After years building something from scratch — the clients, the team, the reputation — the idea of selling raises three fears that keep founders up at night.
1. “I’m going to leave money on the table.”
This one’s about preparation, not luck.
Buyers pay premiums for clean, predictable businesses. If your financials are a mess, your revenue is concentrated in two clients, or you can’t clearly articulate what drives growth — you will get discounted. Hard.
The fix: treat your business like a buyer is evaluating it 12 months before you ever want to sell. Clean EBITDA, diversified revenue, documented processes. The work you do now is what closes the valuation gap later.
2. “I’m going to lose control of something I built.”
This fear is real — and it’s worth sitting with.

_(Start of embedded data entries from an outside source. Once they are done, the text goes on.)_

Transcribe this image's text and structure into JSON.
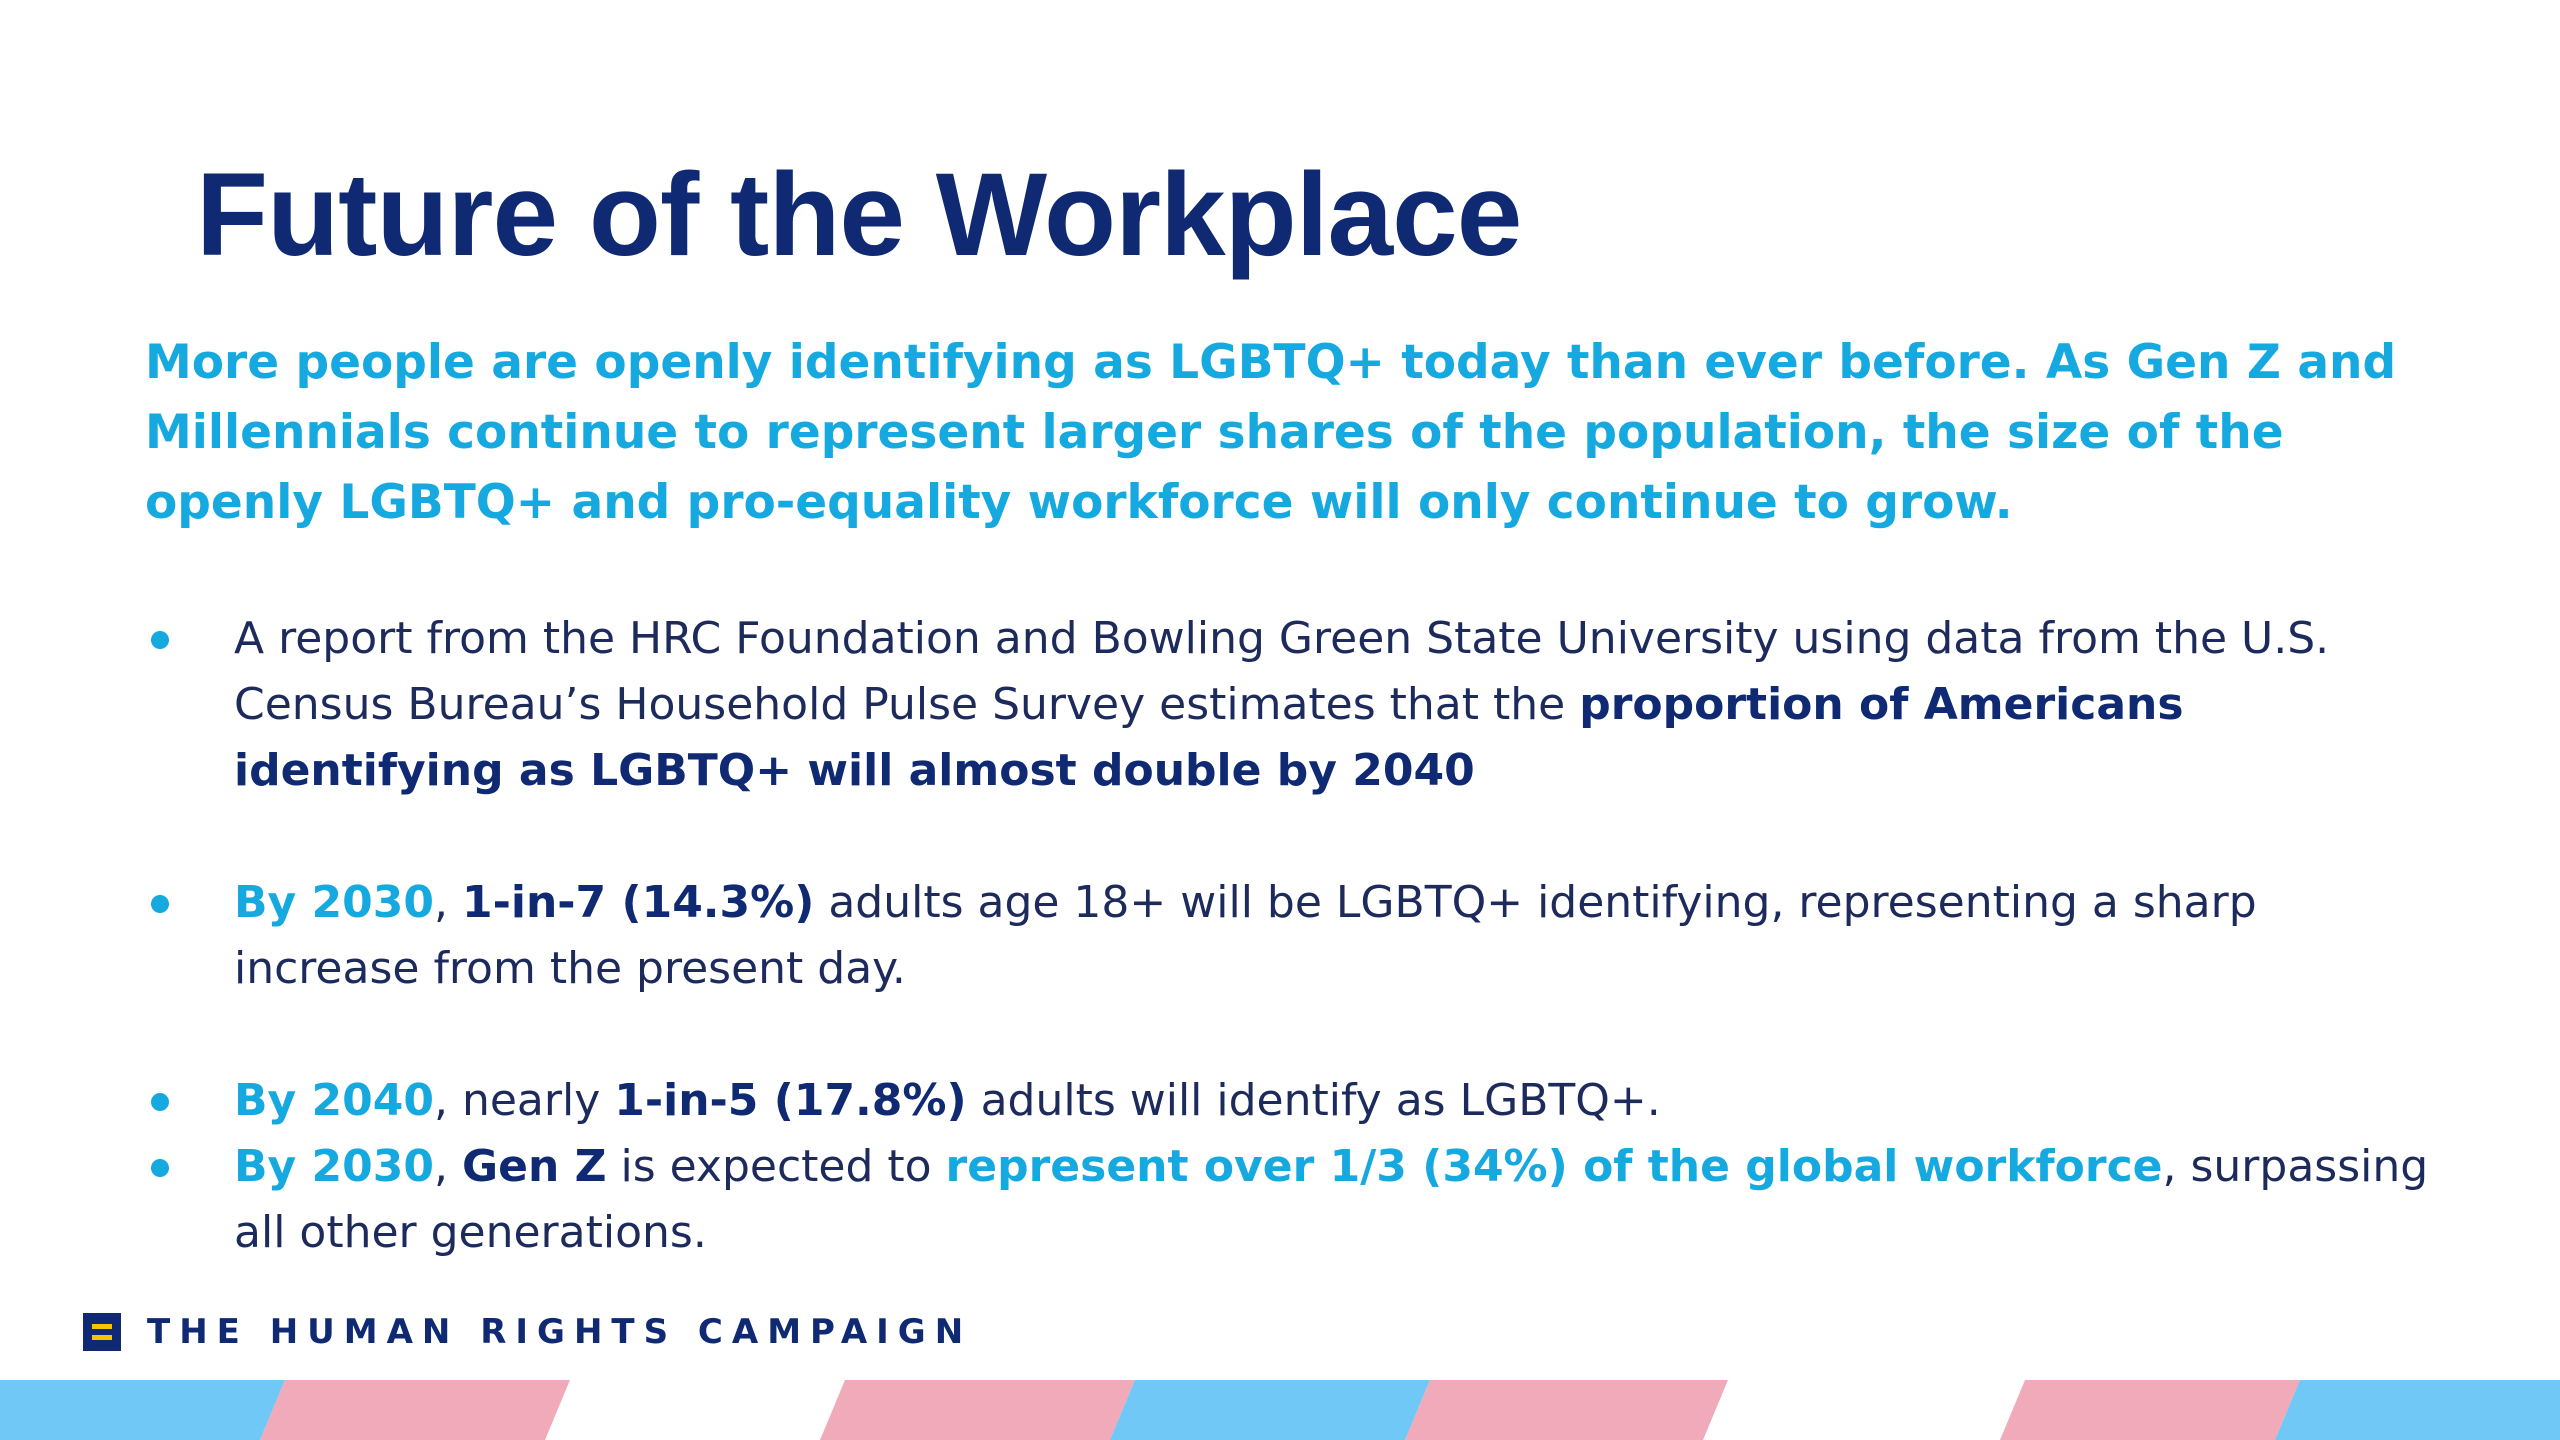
{
  "slide": {
    "title": "Future of the Workplace",
    "intro": "More people are openly identifying as LGBTQ+ today than ever before. As Gen Z and Millennials continue to represent larger shares of the population, the size of the openly LGBTQ+ and pro-equality workforce will only continue to grow.",
    "bullets": [
      {
        "text_1": "A report from the HRC Foundation and Bowling Green State University using data from the U.S. Census Bureau’s Household Pulse Survey estimates that the ",
        "bold_1": "proportion of Americans identifying as LGBTQ+ will almost double by 2040"
      },
      {
        "lead": "By 2030",
        "sep": ", ",
        "bold_1": "1-in-7 (14.3%)",
        "text_1": " adults age 18+ will be LGBTQ+ identifying, representing a sharp increase from the present day."
      },
      {
        "lead": "By 2040",
        "text_1": ", nearly ",
        "bold_1": "1-in-5 (17.8%)",
        "text_2": " adults will identify as LGBTQ+."
      },
      {
        "lead": "By 2030",
        "sep": ", ",
        "bold_1": "Gen Z",
        "text_1": " is expected to ",
        "highlight": "represent over 1/3 (34%) of the global workforce",
        "text_2": ", surpassing all other generations."
      }
    ]
  },
  "footer": {
    "logo_icon": "equality-logo-icon",
    "org_name": "THE HUMAN RIGHTS CAMPAIGN"
  },
  "colors": {
    "navy": "#0f2a72",
    "cyan": "#16a9df",
    "pink": "#f0aab9",
    "light_blue": "#6fc8f5",
    "logo_yellow": "#f5c500"
  }
}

But here’s what most sellers don’t realize: control doesn’t disappear at close. It gets negotiated before close. Your post-close role, your decision-making authority, your team’s protections — all of it lives in the term sheet, not in a handshake.
The fix: Sellers who feel blindsided post-close almost always skipped this conversation in diligence. Don’t skip it.

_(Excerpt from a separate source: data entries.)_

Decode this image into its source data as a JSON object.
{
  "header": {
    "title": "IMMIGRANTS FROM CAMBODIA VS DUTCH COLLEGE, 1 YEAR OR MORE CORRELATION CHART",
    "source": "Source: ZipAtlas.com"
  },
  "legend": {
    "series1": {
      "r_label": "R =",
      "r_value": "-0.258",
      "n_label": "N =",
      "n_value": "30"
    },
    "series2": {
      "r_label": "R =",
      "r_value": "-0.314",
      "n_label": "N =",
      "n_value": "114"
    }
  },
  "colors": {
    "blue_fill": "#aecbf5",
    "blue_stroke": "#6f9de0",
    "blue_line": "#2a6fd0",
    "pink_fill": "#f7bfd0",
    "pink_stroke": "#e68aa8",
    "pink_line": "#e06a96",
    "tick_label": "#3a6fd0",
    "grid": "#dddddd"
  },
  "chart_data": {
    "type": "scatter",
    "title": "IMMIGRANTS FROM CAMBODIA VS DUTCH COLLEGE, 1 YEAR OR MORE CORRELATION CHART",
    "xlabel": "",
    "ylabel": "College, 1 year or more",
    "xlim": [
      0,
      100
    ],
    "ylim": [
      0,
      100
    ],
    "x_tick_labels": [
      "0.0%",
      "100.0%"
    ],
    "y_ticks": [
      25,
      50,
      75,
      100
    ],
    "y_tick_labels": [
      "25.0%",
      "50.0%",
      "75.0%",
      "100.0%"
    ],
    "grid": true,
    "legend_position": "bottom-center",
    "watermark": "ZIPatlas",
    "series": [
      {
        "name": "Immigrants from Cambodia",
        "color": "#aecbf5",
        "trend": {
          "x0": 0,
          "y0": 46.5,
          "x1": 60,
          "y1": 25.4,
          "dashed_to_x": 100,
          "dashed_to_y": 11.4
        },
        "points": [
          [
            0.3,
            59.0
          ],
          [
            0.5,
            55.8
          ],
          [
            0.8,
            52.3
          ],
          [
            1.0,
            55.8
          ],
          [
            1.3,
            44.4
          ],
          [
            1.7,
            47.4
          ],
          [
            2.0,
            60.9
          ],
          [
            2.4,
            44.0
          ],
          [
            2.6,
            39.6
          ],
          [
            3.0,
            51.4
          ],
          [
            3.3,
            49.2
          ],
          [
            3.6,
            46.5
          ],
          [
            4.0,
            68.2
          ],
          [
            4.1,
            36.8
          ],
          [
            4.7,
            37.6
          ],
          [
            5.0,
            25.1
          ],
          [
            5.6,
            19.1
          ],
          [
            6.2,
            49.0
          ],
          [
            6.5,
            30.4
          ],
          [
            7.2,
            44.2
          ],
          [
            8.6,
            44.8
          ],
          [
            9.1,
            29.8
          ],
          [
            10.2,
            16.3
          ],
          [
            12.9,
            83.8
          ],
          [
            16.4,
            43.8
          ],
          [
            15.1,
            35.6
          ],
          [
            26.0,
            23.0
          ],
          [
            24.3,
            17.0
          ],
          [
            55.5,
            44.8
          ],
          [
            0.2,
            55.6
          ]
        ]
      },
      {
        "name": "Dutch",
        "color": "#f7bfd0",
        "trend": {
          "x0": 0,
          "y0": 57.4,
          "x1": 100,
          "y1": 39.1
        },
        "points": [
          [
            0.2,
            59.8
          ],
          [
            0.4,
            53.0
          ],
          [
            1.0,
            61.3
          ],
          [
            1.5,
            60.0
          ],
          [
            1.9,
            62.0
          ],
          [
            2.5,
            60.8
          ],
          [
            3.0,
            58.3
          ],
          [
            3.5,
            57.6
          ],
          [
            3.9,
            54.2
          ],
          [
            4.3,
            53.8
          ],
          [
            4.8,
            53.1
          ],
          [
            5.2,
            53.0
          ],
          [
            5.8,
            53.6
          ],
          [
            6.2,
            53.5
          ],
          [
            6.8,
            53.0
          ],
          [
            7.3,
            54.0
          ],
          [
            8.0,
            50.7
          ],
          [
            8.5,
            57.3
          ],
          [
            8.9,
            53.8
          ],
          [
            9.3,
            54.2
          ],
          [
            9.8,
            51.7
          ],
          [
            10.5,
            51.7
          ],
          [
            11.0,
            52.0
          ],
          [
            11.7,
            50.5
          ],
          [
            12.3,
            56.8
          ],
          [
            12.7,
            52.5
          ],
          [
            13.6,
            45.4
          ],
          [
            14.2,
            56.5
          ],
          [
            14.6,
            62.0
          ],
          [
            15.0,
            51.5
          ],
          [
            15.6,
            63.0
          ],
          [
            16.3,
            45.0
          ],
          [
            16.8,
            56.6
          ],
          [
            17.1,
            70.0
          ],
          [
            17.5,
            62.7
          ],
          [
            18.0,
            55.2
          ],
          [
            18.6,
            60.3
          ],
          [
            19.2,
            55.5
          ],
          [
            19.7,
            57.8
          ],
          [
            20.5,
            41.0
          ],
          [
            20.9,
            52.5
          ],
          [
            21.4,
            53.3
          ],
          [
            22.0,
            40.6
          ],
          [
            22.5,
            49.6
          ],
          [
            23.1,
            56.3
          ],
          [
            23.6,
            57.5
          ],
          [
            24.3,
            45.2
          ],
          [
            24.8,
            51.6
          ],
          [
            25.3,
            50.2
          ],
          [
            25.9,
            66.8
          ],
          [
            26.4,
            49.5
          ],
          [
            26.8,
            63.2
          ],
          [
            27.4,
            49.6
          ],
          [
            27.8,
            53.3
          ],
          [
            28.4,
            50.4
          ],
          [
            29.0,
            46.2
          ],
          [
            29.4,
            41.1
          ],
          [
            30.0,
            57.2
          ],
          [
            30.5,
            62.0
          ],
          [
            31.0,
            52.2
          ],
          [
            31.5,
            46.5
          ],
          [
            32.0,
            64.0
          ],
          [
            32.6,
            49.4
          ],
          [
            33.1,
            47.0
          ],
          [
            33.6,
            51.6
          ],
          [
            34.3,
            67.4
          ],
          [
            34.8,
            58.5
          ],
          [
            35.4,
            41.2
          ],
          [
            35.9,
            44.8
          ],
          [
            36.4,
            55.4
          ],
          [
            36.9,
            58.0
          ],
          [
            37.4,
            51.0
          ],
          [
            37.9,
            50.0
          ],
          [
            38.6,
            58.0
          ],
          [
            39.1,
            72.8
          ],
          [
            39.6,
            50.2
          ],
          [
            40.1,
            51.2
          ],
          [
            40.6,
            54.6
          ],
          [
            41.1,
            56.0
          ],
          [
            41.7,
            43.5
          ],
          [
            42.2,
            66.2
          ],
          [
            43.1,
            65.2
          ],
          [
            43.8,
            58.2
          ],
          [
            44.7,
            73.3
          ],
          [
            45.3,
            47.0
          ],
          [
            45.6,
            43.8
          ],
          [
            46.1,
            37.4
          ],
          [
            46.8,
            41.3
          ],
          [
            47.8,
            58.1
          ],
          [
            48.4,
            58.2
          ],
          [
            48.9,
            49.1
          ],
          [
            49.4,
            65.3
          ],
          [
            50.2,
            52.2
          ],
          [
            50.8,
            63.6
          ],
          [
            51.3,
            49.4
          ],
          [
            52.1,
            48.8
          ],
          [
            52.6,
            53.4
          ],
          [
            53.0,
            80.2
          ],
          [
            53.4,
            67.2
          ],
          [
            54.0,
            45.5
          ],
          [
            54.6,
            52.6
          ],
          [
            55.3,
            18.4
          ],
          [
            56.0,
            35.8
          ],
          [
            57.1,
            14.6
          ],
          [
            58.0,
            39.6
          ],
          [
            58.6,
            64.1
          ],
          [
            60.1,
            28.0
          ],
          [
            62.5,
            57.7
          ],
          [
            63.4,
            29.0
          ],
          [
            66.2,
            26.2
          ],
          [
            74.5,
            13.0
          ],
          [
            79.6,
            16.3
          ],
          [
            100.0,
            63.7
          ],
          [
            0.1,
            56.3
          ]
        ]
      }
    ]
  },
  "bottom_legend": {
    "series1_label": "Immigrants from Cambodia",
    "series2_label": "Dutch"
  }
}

3. “The buyer is going to screw me over.”
Sometimes this is a bad buyer. More often, it’s a good buyer and a bad process.
Misaligned expectations, vague earnout structures, loose reps & warranties — these are the things that turn a good deal into a bad experience. The antidote isn’t suspicion. It’s structure.
The fix: Work with an advisor who has seen enough deals to know where the traps are. Understand every clause before you sign anything. And remember: a buyer who resists transparency during diligence will not become more transparent after close.
→ Selling your agency doesn’t have to mean getting it wrong.
It means knowing what you’re walking into — and having the right people around you when you do.